Солдаты еще не сняли мундиров, когда чикагский издатель Кларк напечатал первый том труда, составленного Т. М. Эдди — редактором газеты «Норс-Уэстерн Крисчен эдвокейт». Летом 1865 года название книги звучало, как гордое посвящение: «Очерк гражданской и военной истории штата в годы войны за сохранение Союза, а также история операций, в которых солдаты Иллинойса покрыли себя славой, рассказы об отличившихся офицерах, список славных погибших, передвижение санитарных и христианских служб, с портретами знаменитых людей, выгравированными на стали». В книге нашлось место и для 19-го Иллинойского полка, а резец гравера перенес на стальную пластинку и портрет Джона Бэзила Турчина в расстегнутом мундире бригадного генерала. Но Юг с каждым годом возвращался в руки тех, кто поднял мятеж и ушел от пули, О войне стали писать мало, словно отрезвев после резни, сделанной в пьяном чаду. «Тут есть и настоящие генералы, но есть и неудачники войны, — продолжал Авраам. — Что загубила военная тупость, теперь подкрашивают наемные перья. Впрочем, Бюэлл сам написал свою ложь…» Турчин уже набрел на страницы Бюэлла; всю катастрофу армии в Алабаме Бюэлл отдал двум офицерам — Турчину и Митчелу.

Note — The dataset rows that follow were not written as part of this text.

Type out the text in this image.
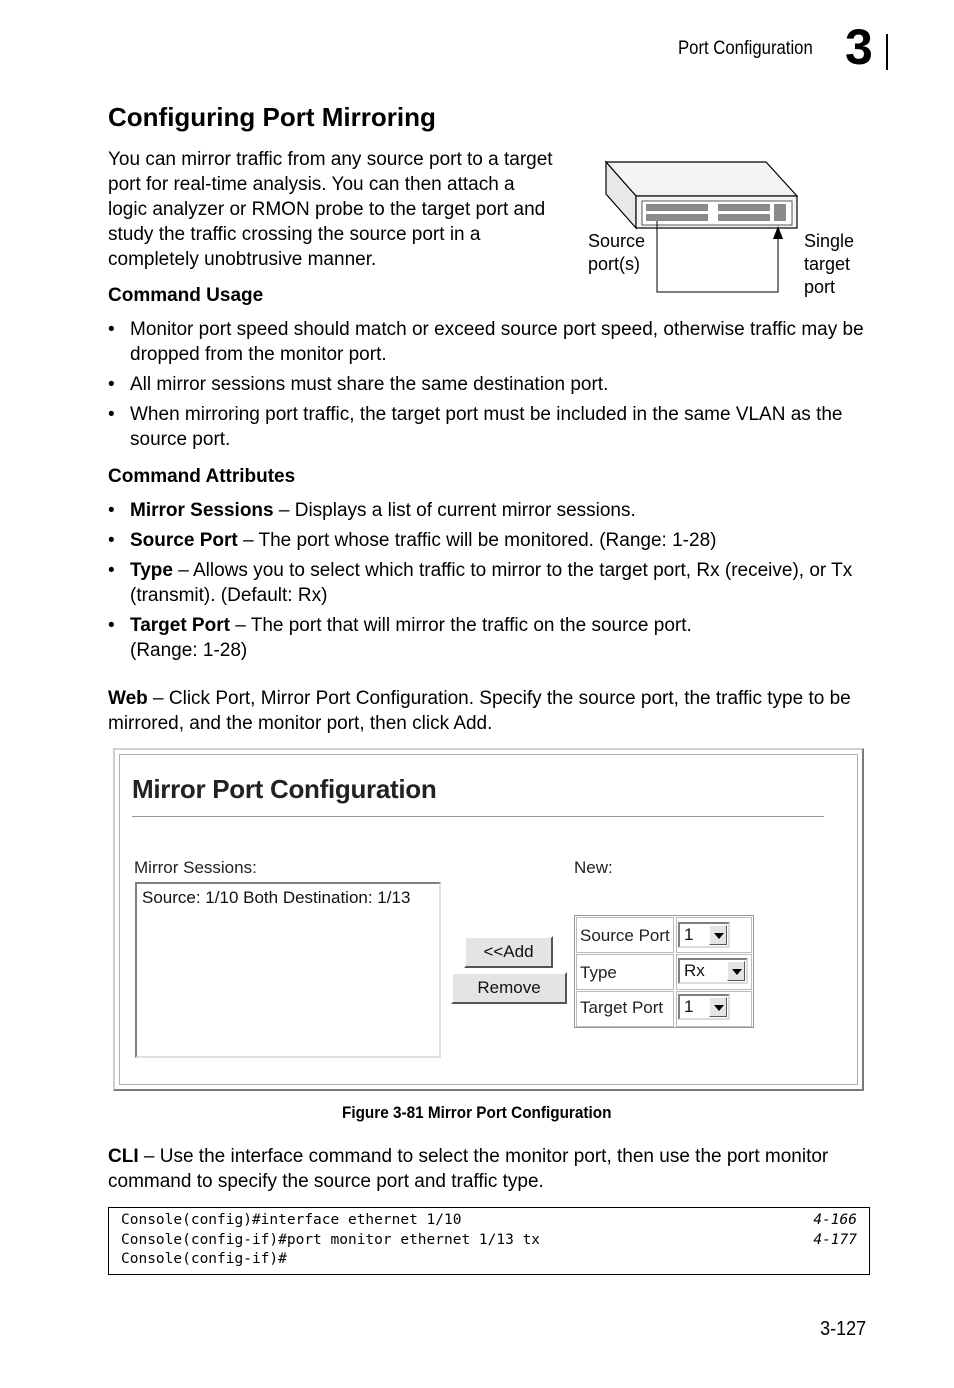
Port Configuration 3
Configuring Port Mirroring
You can mirror traffic from any source port to a target port for real-time analysis. You can then attach a logic analyzer or RMON probe to the target port and study the traffic crossing the source port in a completely unobtrusive manner.
Source
port(s)
Single
target
port
Command Usage
• Monitor port speed should match or exceed source port speed, otherwise traffic may be dropped from the monitor port.
• All mirror sessions must share the same destination port.
• When mirroring port traffic, the target port must be included in the same VLAN as the source port.
Command Attributes
• Mirror Sessions – Displays a list of current mirror sessions.
• Source Port – The port whose traffic will be monitored. (Range: 1-28)
• Type – Allows you to select which traffic to mirror to the target port, Rx (receive), or Tx (transmit). (Default: Rx)
• Target Port – The port that will mirror the traffic on the source port.
(Range: 1-28)
Web – Click Port, Mirror Port Configuration. Specify the source port, the traffic type to be mirrored, and the monitor port, then click Add.
Mirror Port Configuration
Mirror Sessions:	New:
Source: 1/10 Both Destination: 1/13
<<Add
Remove
Source Port 1
Type	Rx
Target Port 1
Figure 3-81 Mirror Port Configuration
CLI – Use the interface command to select the monitor port, then use the port monitor command to specify the source port and traffic type.
Console(config)#interface ethernet 1/10	4-166
Console(config-if)#port monitor ethernet 1/13 tx	4-177
Console(config-if)#
3-127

Будто не было отмены приговора и президентского патента на звание бригадного генерала, а затем отрешения командующего, но был военный гений Дон Карлос Бюэлл, рожденный спасти Союз, а рядом с ним офицеры — погубители его дела. Авраам сказал, что есть люди, готовые поднять перчатку; нужны только некоторые бумаги и документы. А Турчин вскочил из-за стола, засмеялся, показывая на книгу, и заговорил весело:

— Неудачники войны! Хорошо сказано, Авраам, спасибо, что приехал и так славно сказал. — Он ласково трепал его по серым колечкам, заглядывал в карие глаза. — Нам бы еще Бингама сюда, доброго Бингама-Наполеона, он посоветовал бы, как обойтись с врагами по-христиански, чтобы ни один волос с их головы не упал. — Мы не знали, что он говорит не о далеком Бюэлле, а о завтрашних делах. — Вот, Надин, истинные наши друзья! — воскликнул он, показывая на Тадеуша и Авраама. — Братья в человечестве! — Он ударил кулаком о собственную ладонь. — А и враги живы! Вот вдруг и открылось, что живы, и там, — он показал на книгу, — и здесь! — палец его указывал за окно. — Живы, а мы им свои дома отдаем… Ты мне нужен, Авраам, и ты, Тадеуш; послезавтра мы идем на Миссионерский холм. Согласны в барабанщики? — закончил он загадочно.





Бюэлл вернул его на поле боя. Турчин вытащил ноги из болота купчих, векселей и закладных.

Колонисты, созванные Турчиным и ксендзом, явились к плебании. Прихожане вошли в залу, назначенную для собраний церковных братств, набились туда и люди другой веры, некоторые толпились на площади, стояли у открытых окон. У входа в пасторат остановились два джентльмена с листами бумаги в руках: Тадеуш и Авраам. Бумага разделена вертикальной чертой, и вверху каждой половины написаны имена Турчина и пана Теодора.

Оглядывая сидящих на скамьях людей, я ощутила, как велико их смятение. За Турчиным — сердце, родство лесных пионеров, на иных лицах это читается, на многих ли? Но и пан Теодор — первый ксендз, проживший с ними год, слуга божий, друг; он побывал на каждой ферме, подержал в руках всякую купчую.

Турчин поднял руку.

— Первым будет говорить пан Теодор; в этих стенах — первое слово пастырю. Сегодня вы попрощаетесь с одним из нас, а с кем — решите вы. У дверей стоит пан Тадеуш и один мой давний черный друг; каждый, уходя отсюда, поставит свое имя на бумаге: под паном Теодором, кто хочет его, или под моим именем — кто со мной. Если пану Теодору угодно, пусть бумаги возьмут не мои, а его друзья.

— У меня нет избранных, — смиренно сказал ксендз.

Ксендз уверенно ждал развязки; будь его воля, он молча отпустил бы прихожан, только бы поскорее убедиться, что люди с ним, со святою церковью. Но речь приготовлена, пан Теодор умел держать в голове мысль и слово, и расчетливый вопрос ловца, после которого он молча смотрел с кафедры на прихожан. В этот раз он говорил с особым искусством; глухой голос жаловался приходу, недоумевал, искал понимания. Ксендз спросил себя: хочет ли он, чтобы пан Турчин покинул Радом? — и, помолчав, ответил: нет, не хочет! Турчин горяч, бывает несправедлив, а слуга господа хочет, чтобы с этого веча все разошлись братьями и каждый подал вчерашнему врагу руку.